Politically and psychologically, the “doc fix” is easy to understand. It’s a way to keep doctors (mostly represented by the AMA) from getting angry or upset, and perhaps walking away from Medicare. It’s something that, in the end, Democrats and Republicans usually agree upon, because it’s a way for them to engage in the mutually assured denial required to keep this program going — or, more specifically, to make it look to unaware or even unthinking citizens that “the problem is being fixed, no worries, just keep going about your business, no cause for panic here.” Remember the man behind the curtain in The Wizard of Oz movie? It’s like that.

The House Republican leadership is well aware of the premium effects of an unpaid-for SGR repeal. When then-Speaker Pelosi brought an unpaid-for SGR repeal bill to the House floor in November 2009, then-Minority Leader Boehner called it an “absolute train wreck,” because it “forces seniors to pay higher premiums.” All but one House Republican voted against the legislation—largely because it did not include spending cuts to pay for the repeal.

It remains unclear how many House Republicans today might change their position from 2009, or what their public justification for doing so would be.

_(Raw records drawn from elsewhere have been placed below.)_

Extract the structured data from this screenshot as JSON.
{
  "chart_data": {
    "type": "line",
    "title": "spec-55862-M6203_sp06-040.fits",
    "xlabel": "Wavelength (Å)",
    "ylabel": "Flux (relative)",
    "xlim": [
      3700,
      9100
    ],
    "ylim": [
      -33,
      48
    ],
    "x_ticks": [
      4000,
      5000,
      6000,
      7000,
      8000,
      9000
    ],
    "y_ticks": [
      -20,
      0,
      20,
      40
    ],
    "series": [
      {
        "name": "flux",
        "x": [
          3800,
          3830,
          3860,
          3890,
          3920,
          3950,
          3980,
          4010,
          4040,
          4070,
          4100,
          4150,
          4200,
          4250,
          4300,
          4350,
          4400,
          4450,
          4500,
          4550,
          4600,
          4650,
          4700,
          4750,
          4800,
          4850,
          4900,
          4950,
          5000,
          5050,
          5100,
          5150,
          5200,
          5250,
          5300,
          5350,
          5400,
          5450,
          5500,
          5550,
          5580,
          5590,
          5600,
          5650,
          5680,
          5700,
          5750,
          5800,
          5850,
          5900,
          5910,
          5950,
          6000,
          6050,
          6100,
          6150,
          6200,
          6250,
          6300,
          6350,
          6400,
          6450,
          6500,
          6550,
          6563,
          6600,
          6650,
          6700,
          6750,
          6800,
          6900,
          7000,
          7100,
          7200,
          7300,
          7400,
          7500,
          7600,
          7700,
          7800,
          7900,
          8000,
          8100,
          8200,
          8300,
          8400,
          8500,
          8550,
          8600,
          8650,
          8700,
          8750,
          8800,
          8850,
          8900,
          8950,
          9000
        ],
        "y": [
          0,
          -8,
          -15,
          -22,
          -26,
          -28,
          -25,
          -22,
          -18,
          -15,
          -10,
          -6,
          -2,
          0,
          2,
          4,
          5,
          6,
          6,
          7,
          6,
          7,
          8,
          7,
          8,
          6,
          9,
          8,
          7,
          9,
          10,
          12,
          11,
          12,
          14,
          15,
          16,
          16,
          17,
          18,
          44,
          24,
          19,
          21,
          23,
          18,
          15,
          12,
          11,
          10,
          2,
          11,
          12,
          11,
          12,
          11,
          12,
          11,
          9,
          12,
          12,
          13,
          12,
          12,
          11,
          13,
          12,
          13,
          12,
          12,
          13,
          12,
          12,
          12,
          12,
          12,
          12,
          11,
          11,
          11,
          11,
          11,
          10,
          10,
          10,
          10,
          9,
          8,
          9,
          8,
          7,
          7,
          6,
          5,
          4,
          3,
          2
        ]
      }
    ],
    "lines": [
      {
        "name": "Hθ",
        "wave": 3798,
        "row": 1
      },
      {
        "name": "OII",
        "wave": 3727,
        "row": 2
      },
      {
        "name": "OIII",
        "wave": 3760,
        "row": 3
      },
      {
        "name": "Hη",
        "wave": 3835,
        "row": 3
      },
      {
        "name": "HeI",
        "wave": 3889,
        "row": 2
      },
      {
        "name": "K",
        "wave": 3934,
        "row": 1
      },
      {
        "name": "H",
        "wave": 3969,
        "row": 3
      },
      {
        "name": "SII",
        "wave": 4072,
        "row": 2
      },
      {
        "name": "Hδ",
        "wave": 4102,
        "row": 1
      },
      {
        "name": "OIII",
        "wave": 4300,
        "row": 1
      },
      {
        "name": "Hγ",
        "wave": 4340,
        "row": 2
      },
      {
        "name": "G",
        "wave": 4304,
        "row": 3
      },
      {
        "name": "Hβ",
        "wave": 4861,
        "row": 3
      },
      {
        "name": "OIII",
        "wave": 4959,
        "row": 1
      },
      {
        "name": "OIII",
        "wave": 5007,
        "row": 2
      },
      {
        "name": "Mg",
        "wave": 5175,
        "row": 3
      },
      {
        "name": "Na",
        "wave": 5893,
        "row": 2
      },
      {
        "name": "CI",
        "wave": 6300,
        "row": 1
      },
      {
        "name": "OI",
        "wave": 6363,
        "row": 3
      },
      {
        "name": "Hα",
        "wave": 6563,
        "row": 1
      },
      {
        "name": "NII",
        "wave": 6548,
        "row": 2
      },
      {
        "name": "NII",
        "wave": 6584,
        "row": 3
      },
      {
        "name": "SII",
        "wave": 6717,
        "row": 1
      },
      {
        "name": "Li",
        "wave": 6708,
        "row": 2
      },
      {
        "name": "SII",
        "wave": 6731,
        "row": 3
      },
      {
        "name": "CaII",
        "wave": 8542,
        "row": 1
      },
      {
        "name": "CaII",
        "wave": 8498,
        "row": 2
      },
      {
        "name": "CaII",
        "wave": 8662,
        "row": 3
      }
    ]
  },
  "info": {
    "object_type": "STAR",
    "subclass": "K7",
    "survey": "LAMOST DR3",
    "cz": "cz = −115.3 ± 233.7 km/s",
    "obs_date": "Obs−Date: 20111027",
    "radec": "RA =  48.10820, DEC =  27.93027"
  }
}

What is clear is that any unpaid-for legislation would have a fiscal impact on America’s seniors as well as the federal budget.

The implications are clear. There are only two ways to make Medicare sustainable. One is to start requiring seniors to pay more for it. That is not something it seems that John Boehner or Nancy Pelosi, or any other politician seeking power, will ever permit. Even if they did, to be fair, they would undoubtedly be thrown out of office for tampering with a program millions have come to feel entitled to have, and (in the absence of a marketplace), for which people have had no alternatives.

The other option is to enslave doctors outright, or to move in that direction. It would most likely start out as soft slavery. Doctors will be told, in effect, “You have to accept the pay cuts.” (Imagine elected leaders accepting 20-30 percent pay cuts.) Or, “You can’t leave Medicare. You have to keep working with the program, regardless of the results.” It’s not hard to imagine politicians of either party (I’m betting it will end up being Republicans) calling for sacrifice and declaring a medical health emergency, in which doctors — not unlike Communist countries of past and present — will be forced to work purely for service, with long lists of patients in need facing ever lower quality of services. If we refuse to accept the fact that Medicare cannot sustain itself, and that the only solution there ever was — and ever will be — is a private marketplace, what else can we expect to prop up the illusion of socialism?

The truth is hard to face, but the truth also sets us free. Medicare does not work in practice because it was always wrong in theory. It’s socialism, American-style. It had to lead to this, because it’s the nature of socialism, every time it’s tried. Human beings are not objects, slaves or parts in a machine to be operated by officials from above. The bankruptcy and naked evasion you see in Washington are inescapable consequences of this fact.